There seem to be a lot of bypass valves with these multiple tanks and pumps, and even with them set correctly it takes a while to get air out of the lines when starting up for the first time. But your description is mysterious. Sounds like the rear bath is fine and there’s something going on just in the front. I’ll be curious to know what exactly solves the problem. Good luck!
Well the long journey is over and finally figured out this whole issue. Seems the MH had sat so long and been thru many areas with high mineral content water that the whole water system had deposits all thru it. After using some vinegar solution, a LOT of flushing, we have the system ALL working fine now. What finally steered us in the right direction was, on a hunch, I got an air tank and blew out the kitchen faucet lines, opened the rear bath cold to bleed off the air.
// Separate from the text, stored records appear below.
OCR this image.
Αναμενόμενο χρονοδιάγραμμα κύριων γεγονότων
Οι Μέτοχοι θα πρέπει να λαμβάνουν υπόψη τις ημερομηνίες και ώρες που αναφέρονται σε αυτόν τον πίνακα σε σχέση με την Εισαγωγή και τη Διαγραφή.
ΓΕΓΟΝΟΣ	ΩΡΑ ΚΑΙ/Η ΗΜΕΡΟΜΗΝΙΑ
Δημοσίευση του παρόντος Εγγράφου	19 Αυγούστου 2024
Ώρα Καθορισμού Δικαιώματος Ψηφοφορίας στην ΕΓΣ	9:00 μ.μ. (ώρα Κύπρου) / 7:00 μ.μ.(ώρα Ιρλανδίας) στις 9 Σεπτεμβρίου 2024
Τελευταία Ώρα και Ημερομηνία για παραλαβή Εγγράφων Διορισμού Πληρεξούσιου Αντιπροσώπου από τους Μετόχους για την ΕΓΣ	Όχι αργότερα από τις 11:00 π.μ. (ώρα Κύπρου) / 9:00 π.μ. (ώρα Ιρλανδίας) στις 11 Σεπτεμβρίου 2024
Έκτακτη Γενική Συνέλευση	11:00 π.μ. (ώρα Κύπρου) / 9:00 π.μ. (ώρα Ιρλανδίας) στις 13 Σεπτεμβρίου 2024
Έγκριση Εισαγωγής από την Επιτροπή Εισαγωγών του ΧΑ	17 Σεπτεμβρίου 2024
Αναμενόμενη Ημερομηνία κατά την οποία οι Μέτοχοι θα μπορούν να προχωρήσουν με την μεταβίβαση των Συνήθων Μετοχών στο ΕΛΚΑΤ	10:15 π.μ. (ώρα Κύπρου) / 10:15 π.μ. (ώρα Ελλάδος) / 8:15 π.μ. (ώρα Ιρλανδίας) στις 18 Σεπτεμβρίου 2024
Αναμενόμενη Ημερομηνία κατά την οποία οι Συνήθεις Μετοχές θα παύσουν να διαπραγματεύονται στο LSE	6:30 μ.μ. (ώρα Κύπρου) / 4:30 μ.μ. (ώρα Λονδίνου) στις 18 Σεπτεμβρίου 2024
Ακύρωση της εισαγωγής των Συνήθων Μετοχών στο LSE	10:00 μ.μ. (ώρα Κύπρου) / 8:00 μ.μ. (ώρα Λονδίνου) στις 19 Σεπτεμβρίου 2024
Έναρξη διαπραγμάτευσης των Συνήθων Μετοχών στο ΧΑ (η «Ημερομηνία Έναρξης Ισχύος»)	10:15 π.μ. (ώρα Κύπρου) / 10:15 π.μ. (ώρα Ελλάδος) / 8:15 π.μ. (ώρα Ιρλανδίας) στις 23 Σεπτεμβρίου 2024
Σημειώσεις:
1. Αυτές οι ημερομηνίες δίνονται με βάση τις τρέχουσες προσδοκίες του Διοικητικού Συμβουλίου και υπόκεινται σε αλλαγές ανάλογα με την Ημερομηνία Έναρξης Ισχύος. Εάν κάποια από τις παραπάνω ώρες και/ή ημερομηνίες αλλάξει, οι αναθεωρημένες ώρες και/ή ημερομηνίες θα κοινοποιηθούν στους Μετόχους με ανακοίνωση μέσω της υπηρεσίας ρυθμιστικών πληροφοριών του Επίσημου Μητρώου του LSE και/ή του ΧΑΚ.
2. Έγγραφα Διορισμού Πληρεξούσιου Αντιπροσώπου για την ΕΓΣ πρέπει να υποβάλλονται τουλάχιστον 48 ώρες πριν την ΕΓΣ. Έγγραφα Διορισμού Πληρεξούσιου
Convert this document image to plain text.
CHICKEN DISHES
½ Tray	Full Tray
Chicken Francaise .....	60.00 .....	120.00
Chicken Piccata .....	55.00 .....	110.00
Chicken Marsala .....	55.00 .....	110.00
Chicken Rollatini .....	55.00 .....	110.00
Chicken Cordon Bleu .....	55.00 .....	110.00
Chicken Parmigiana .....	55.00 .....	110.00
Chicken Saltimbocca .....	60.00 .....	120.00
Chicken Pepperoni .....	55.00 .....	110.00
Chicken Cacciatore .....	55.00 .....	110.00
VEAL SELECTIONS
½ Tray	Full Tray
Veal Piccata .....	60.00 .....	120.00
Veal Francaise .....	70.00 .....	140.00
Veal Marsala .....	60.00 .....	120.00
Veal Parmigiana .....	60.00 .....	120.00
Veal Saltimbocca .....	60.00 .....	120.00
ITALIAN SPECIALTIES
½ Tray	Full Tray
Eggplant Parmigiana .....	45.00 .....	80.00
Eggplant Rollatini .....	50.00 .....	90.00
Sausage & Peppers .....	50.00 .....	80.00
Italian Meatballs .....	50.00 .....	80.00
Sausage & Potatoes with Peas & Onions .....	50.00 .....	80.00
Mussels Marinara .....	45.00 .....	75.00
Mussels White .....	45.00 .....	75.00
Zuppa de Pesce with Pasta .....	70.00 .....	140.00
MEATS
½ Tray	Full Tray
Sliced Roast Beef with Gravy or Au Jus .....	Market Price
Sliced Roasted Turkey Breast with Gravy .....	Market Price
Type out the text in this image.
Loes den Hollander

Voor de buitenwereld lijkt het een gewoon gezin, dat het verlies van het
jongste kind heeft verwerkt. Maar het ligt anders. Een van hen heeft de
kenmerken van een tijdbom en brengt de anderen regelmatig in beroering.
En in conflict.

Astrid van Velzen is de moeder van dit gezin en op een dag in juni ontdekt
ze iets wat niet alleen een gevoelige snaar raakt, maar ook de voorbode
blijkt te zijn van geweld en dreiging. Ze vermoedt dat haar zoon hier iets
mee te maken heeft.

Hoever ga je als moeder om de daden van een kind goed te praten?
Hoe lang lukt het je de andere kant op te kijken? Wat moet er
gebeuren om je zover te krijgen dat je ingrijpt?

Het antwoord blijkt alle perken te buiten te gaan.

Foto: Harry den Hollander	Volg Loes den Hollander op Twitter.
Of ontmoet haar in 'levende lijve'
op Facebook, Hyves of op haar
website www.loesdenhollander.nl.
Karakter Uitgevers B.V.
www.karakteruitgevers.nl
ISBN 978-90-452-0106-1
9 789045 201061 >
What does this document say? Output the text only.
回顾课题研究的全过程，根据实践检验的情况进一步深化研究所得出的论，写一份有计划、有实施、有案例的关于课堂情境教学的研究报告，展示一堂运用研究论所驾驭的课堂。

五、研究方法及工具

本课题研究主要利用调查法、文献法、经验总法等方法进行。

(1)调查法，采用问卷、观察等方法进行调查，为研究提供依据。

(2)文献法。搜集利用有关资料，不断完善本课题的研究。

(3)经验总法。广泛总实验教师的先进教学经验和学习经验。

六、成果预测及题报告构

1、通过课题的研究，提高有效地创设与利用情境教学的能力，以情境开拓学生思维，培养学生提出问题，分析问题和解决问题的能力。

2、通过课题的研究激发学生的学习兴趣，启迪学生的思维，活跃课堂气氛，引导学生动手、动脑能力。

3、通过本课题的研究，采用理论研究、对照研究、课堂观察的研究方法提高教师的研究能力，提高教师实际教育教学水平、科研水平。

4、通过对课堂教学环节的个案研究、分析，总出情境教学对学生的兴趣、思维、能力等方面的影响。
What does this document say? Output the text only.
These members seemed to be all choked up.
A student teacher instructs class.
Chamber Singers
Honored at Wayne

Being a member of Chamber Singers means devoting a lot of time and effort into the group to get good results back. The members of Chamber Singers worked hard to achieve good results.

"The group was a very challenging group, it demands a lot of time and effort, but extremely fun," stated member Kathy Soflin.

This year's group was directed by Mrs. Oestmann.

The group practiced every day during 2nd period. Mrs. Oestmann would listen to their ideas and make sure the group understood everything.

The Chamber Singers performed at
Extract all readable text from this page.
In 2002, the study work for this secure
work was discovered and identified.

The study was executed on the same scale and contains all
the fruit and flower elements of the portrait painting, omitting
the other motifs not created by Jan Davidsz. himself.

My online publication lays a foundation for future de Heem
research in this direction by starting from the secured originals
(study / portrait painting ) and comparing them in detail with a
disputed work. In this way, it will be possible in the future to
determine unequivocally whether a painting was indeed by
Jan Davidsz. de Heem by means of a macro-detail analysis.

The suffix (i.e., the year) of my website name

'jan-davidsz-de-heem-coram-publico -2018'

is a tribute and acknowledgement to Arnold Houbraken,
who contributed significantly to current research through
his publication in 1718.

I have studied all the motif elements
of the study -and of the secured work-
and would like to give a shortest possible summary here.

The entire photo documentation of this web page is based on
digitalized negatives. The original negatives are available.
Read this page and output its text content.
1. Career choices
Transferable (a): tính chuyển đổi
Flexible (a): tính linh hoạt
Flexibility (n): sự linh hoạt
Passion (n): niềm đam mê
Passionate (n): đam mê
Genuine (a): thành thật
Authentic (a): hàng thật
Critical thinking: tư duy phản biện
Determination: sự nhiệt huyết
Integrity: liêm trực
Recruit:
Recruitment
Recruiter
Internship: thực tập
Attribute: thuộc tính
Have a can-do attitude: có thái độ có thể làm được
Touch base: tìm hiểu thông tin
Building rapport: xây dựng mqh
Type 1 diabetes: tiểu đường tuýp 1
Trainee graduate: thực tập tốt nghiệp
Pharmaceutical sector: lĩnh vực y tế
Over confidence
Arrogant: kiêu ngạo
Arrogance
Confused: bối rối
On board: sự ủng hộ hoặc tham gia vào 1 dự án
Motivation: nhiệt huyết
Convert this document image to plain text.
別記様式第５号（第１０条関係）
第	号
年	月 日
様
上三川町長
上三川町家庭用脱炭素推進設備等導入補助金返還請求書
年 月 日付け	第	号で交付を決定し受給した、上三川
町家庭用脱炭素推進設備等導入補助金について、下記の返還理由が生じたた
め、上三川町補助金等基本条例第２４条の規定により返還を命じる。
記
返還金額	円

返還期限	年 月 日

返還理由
Kitchen faucet flowed great but bath sink cold clogged. Removed aerator, it was clogged with crud. Soooo, that’s what this whole ordeal was about. Sorry we took so long overlooking the obvious but because the kitchen sink threw us off was the reason. Remember, we removed the whole faucet head so we thought that eliminated the crud issue. Ended up those small water lines were plugged.

On this unit, both water heaters feed the whole system. I verified this by cutting each heater completely off individually and still had hot water at each location. Weird, I thought one would feed each bath but guess not.

Thanks to all who chimed in to help!!